Here is an interesting situation we have been put in. We developed a proposal that includes deliverables, work packages and their estimates, risks etc. Also we planned some contingency for risky situations , like API integration may take more time than needed, application may not work on some specific hardware and this will require additional time for fixes, etc.
However customer insists on handling all the risks by their side. This sounds very good for FP project and let us share responsibility about the risks. On the other hand it allows customer to keep the project budget at the minimum level. If we accept the order on these terms, what is the best way to manage these risks?
That sounds like a disaster. I think that set up would be a set up for a bunch of finger pointing and blame down the line. If they want to have influence over the costs, do T&M or cost plus. In fact, that's pretty much what this is or will be except without the finger pointing and lawsuits.
I don't think this is a disaster. We have done various projects on such conditions and it can work. Essential things are:
- Ensure that you are partners in the project (which is generally a good idea when it is a real project) and not competitors.
- Ensure you have explicitly defined what risks are moved over to the customer side as out-of-scope.

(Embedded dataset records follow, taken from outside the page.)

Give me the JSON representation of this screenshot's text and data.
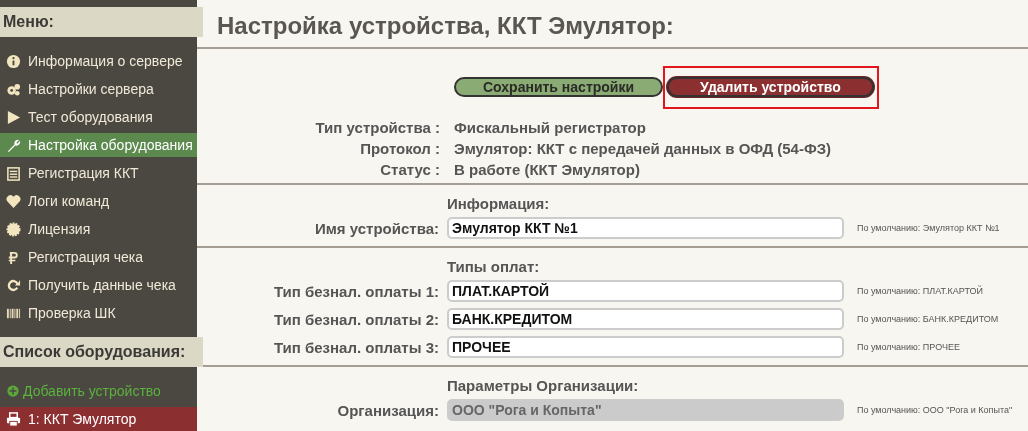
{
  "sidebar": {
    "menu_title": "Меню:",
    "items": [
      {
        "label": "Информация о сервере",
        "selected": false
      },
      {
        "label": "Настройки сервера",
        "selected": false
      },
      {
        "label": "Тест оборудования",
        "selected": false
      },
      {
        "label": "Настройка оборудования",
        "selected": true
      },
      {
        "label": "Регистрация ККТ",
        "selected": false
      },
      {
        "label": "Логи команд",
        "selected": false
      },
      {
        "label": "Лицензия",
        "selected": false
      },
      {
        "label": "Регистрация чека",
        "selected": false
      },
      {
        "label": "Получить данные чека",
        "selected": false
      },
      {
        "label": "Проверка ШК",
        "selected": false
      }
    ],
    "devices_title": "Список оборудования:",
    "devices": [
      {
        "kind": "add",
        "label": "Добавить устройство",
        "selected": false
      },
      {
        "kind": "device",
        "label": "1: ККТ Эмулятор",
        "selected": true
      }
    ]
  },
  "page": {
    "title": "Настройка устройства, ККТ Эмулятор:",
    "buttons": [
      {
        "kind": "save",
        "label": "Сохранить настройки",
        "highlighted": false
      },
      {
        "kind": "delete",
        "label": "Удалить устройство",
        "highlighted": true
      }
    ],
    "info": [
      {
        "label": "Тип устройства :",
        "value": "Фискальный регистратор"
      },
      {
        "label": "Протокол :",
        "value": "Эмулятор: ККТ с передачей данных в ОФД (54-ФЗ)"
      },
      {
        "label": "Статус :",
        "value": "В работе (ККТ Эмулятор)"
      }
    ],
    "sections": [
      {
        "title": "Информация:",
        "fields": [
          {
            "label": "Имя устройства:",
            "value": "Эмулятор ККТ №1",
            "disabled": false,
            "hint": "По умолчанию: Эмулятор ККТ №1"
          }
        ]
      },
      {
        "title": "Типы оплат:",
        "fields": [
          {
            "label": "Тип безнал. оплаты 1:",
            "value": "ПЛАТ.КАРТОЙ",
            "disabled": false,
            "hint": "По умолчанию: ПЛАТ.КАРТОЙ"
          },
          {
            "label": "Тип безнал. оплаты 2:",
            "value": "БАНК.КРЕДИТОМ",
            "disabled": false,
            "hint": "По умолчанию: БАНК.КРЕДИТОМ"
          },
          {
            "label": "Тип безнал. оплаты 3:",
            "value": "ПРОЧЕЕ",
            "disabled": false,
            "hint": "По умолчанию: ПРОЧЕЕ"
          }
        ]
      },
      {
        "title": "Параметры Организации:",
        "fields": [
          {
            "label": "Организация:",
            "value": "ООО \"Рога и Копыта\"",
            "disabled": true,
            "hint": "По умолчанию: ООО \"Рога и Копыта\""
          }
        ]
      }
    ]
  }
}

- Ensure you have some kind of time restriction: even when you deliver, the customer might not be able to go live due to occurrence of the out-of-scope. Allow the customer a reasonable amount of time to fix it and after that have the project automatically finish even when acceptance criteria are not fully met.
If the client wants to take all the risks, he must manage them, too. If he is not skilled in risk management for software projects, that would be a problem for you because you can't do it yourself as in a normal project and the success of the project depends on it.